By Naveen Athrappully
A Danish study of nearly 12,000 households has discovered that Omicron spreads faster than Delta among those who are fully vaccinated, and even higher between those who have received booster shots, demonstrating strong evidence of the variant’s immune evasiveness.
The Omicron variant was found to evade the immunity of vaccinated individuals at a much faster pace compared to Delta, and at a higher rate than the unvaccinated, according to the study conducted by researchers at the University of Copenhagen, Statistics Denmark, and Statens Serum Institut.
“Comparing households infected with the Omicron to Delta VOC, we found an 1.17 times higher SAR for unvaccinated, 2.61 times higher for fully vaccinated and 3.66 times higher for booster-vaccinated individuals, demonstrating strong evidence of immune evasiveness of the Omicron VOC,” said the preprint of the study. SAR refers to secondary attack rate.
However, the study also discovered that unvaccinated individuals spread the virus more easily than those who are fully vaccinated, while there was reduced transmission between people who received booster shots.
There were altogether 11,937 households involved in the study, out of which 2,225 already had Omicron. After one to 7 days, the team followed up with the households and found 6,397 secondary infections. The SAR was found to be 31 percent with the Omicron, and 21 percent with the Delta variant.
Omicron has spread to 90 countries worldwide and has become the dominant variant in the United States. However, the strain has proven to cause mild symptoms compared to earlier variants like Delta, and results in fewer hospitalizations.
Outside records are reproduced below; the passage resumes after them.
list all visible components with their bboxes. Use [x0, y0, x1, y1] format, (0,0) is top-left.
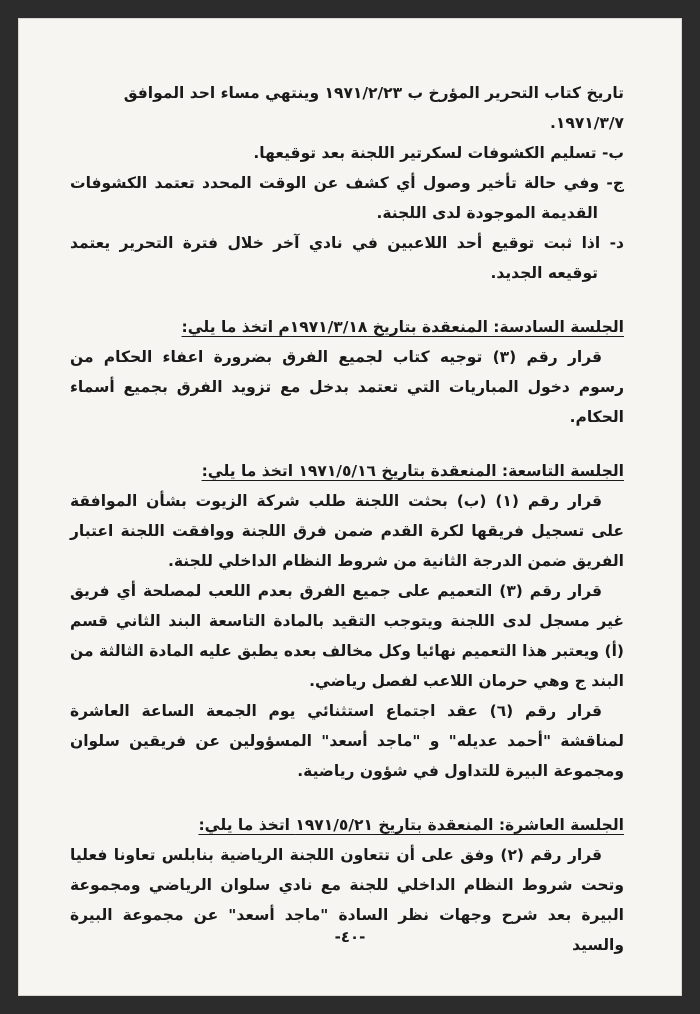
session-10-heading: الجلسة العاشرة: المنعقدة بتاريخ ١٩٧١/٥/٢١ اتخذ ما يلي: — [198, 816, 624, 834]
session-9-decision-1b: قرار رقم (١) (ب) بحثت اللجنة طلب شركة الزيوت بشأن الموافقة على تسجيل فريقها لكرة القدم ضمن فرق اللجنة ووافقت اللجنة اعتبار الفريق ضمن الدرجة الثانية من شروط النظام الداخلي للجنة. — [70, 492, 624, 570]
session-9-decision-3: قرار رقم (٣) التعميم على جميع الفرق بعدم اللعب لمصلحة أي فريق غير مسجل لدى اللجنة ويتوجب التقيد بالمادة التاسعة البند الثاني قسم (أ) ويعتبر هذا التعميم نهائيا وكل مخالف بعده يطبق عليه المادة الثالثة من البند ج وهي حرمان اللاعب لفصل رياضي. — [70, 582, 624, 690]
session-6-decision-3: قرار رقم (٣) توجيه كتاب لجميع الفرق بضرورة اعفاء الحكام من رسوم دخول المباريات التي تعتمد بدخل مع تزويد الفرق بجميع أسماء الحكام. — [70, 348, 624, 426]
spacer — [70, 288, 624, 312]
spacer — [70, 786, 624, 810]
session-10-decision-2: قرار رقم (٢) وفق على أن تتعاون اللجنة الرياضية بنابلس تعاونا فعليا وتحت شروط النظام الداخلي للجنة مع نادي سلوان الرياضي ومجموعة البيرة بعد شرح وجهات نظر السادة "ماجد أسعد" عن مجموعة البيرة والسيد — [70, 846, 624, 954]
document-sheet — [18, 18, 682, 996]
spacer — [70, 432, 624, 456]
list-item-b: ب- تسليم الكشوفات لسكرتير اللجنة بعد توقيعها. — [253, 144, 624, 162]
intro-line-2: ١٩٧١/٣/٧. — [550, 114, 624, 132]
session-6-heading: الجلسة السادسة: المنعقدة بتاريخ ١٩٧١/٣/١٨م اتخذ ما يلي: — [181, 318, 624, 336]
document-body — [70, 78, 624, 960]
intro-line-1: تاريخ كتاب التحرير المؤرخ ب ١٩٧١/٢/٢٣ وينتهي مساء احد الموافق — [123, 84, 624, 102]
list-item-d: د- اذا ثبت توقيع أحد اللاعبين في نادي آخر خلال فترة التحرير يعتمد توقيعه الجديد. — [70, 234, 624, 282]
page-number: -٤٠- — [334, 928, 366, 946]
list-item-j: ج- وفي حالة تأخير وصول أي كشف عن الوقت المحدد تعتمد الكشوفات القديمة الموجودة لدى اللجنة. — [70, 174, 624, 222]
session-9-decision-6: قرار رقم (٦) عقد اجتماع استثنائي يوم الجمعة الساعة العاشرة لمناقشة "أحمد عديله" و "ماجد أسعد" المسؤولين عن فريقين سلوان ومجموعة البيرة للتداول في شؤون رياضية. — [70, 702, 624, 780]
session-9-heading: الجلسة التاسعة: المنعقدة بتاريخ ١٩٧١/٥/١٦ اتخذ ما يلي: — [201, 462, 624, 480]
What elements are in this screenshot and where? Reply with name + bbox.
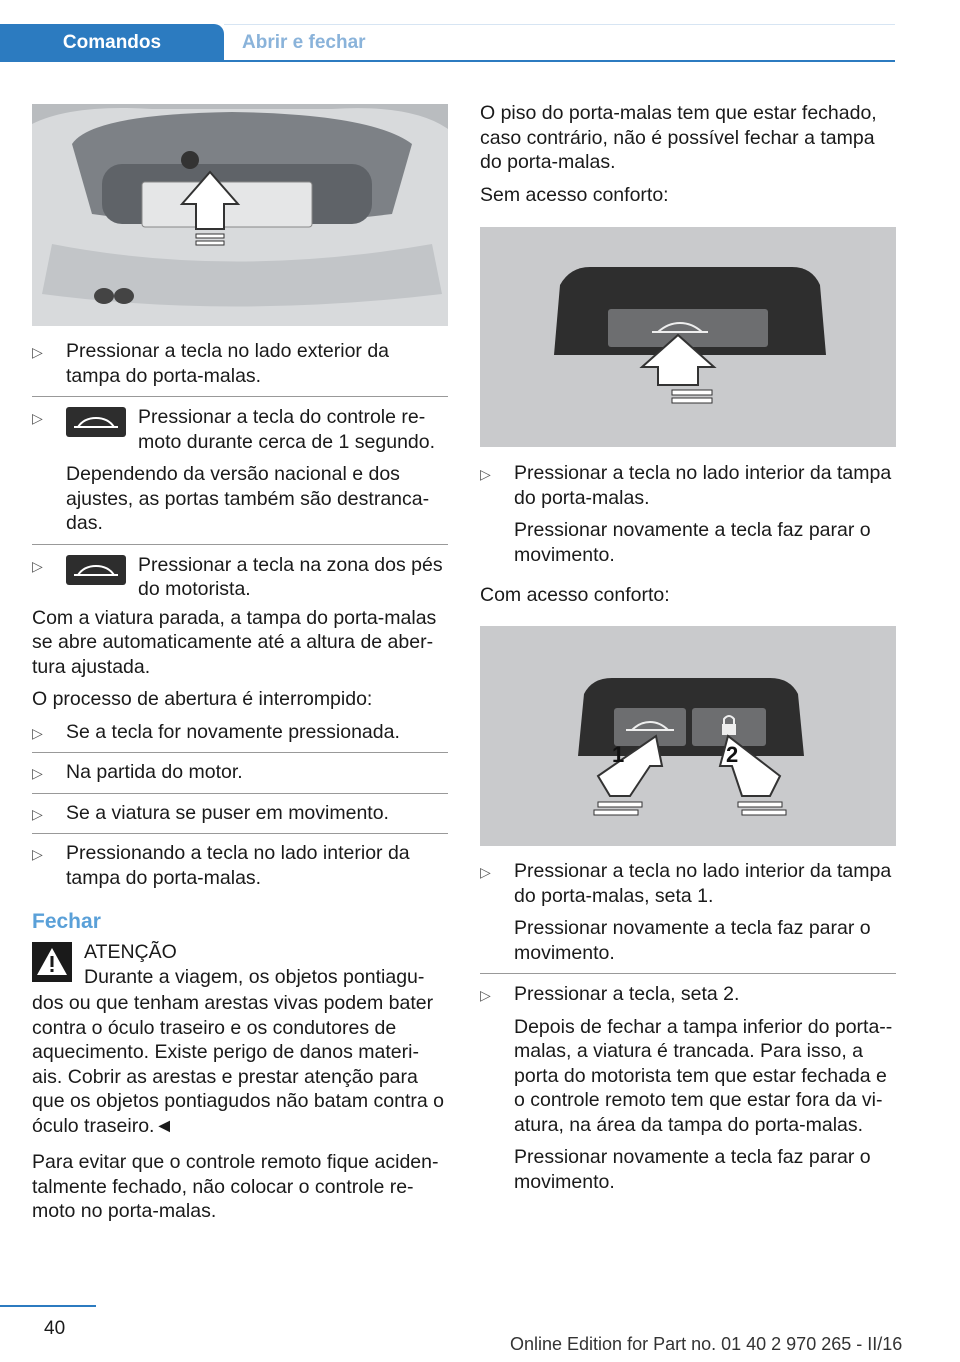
- bullet-text: Pressionar a tecla no lado interior da tampa do porta-malas.: [514, 462, 892, 509]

“The Omicron VOC (variant of concern) has been reported to be three to six times as infectious as previous variants, with a short doubling time, including early estimates from countries with a high vaccination coverage indicating doubling times of 1.8 days (UK), 1.6 days (Denmark), 2.4 days (Scotland) and 2.0 days (United States),” from the study.
The researchers also suggested considering alternate methods for combating the infection. “Our data indicate that the non-pharmaceutical interventions that were used to control the previous variants of SARS-CoV-2 are also likely to be effective against the Omicron VOC.”
Seventy-eight percent of Danish citizens are fully vaccinated with two doses, while almost half have received a booster shot. More than 80 percent have received Pfizer-BioNTech’s vaccine.
The effectiveness of vaccines is reduced to around 40 percent for symptoms and 80 percent for severe disease with the Omicron variant. Numbers were better with booster shots as the effectiveness was reduced only to 86 percent for symptoms and 98 percent respectively for those suffering from severe infection.
The vaccination effectiveness with Pfizer-Biotech for preventing infection with the Omicron variant is only 35 percent, the study found. “The advantage of the Omicron VOC seems to be a combination of high transmissibility and increased immune evading abilities.”
“We therefore suggest that adapted or improved vaccines may be necessary to mitigate the spread of the Omicron VOC.”
The Danish team added that more studies are required to understand the latest COVID-19 variant, as they concluded, “Our results confirm that booster vaccination has the potential to reduce Omicron VOC transmission in households, although vaccination as a strategy for epidemic control is increasingly challenged by the immune evasiveness of the Omicron VOC.”
A preprint of the study was published on Dec. 27, and it has not yet been peer-reviewed.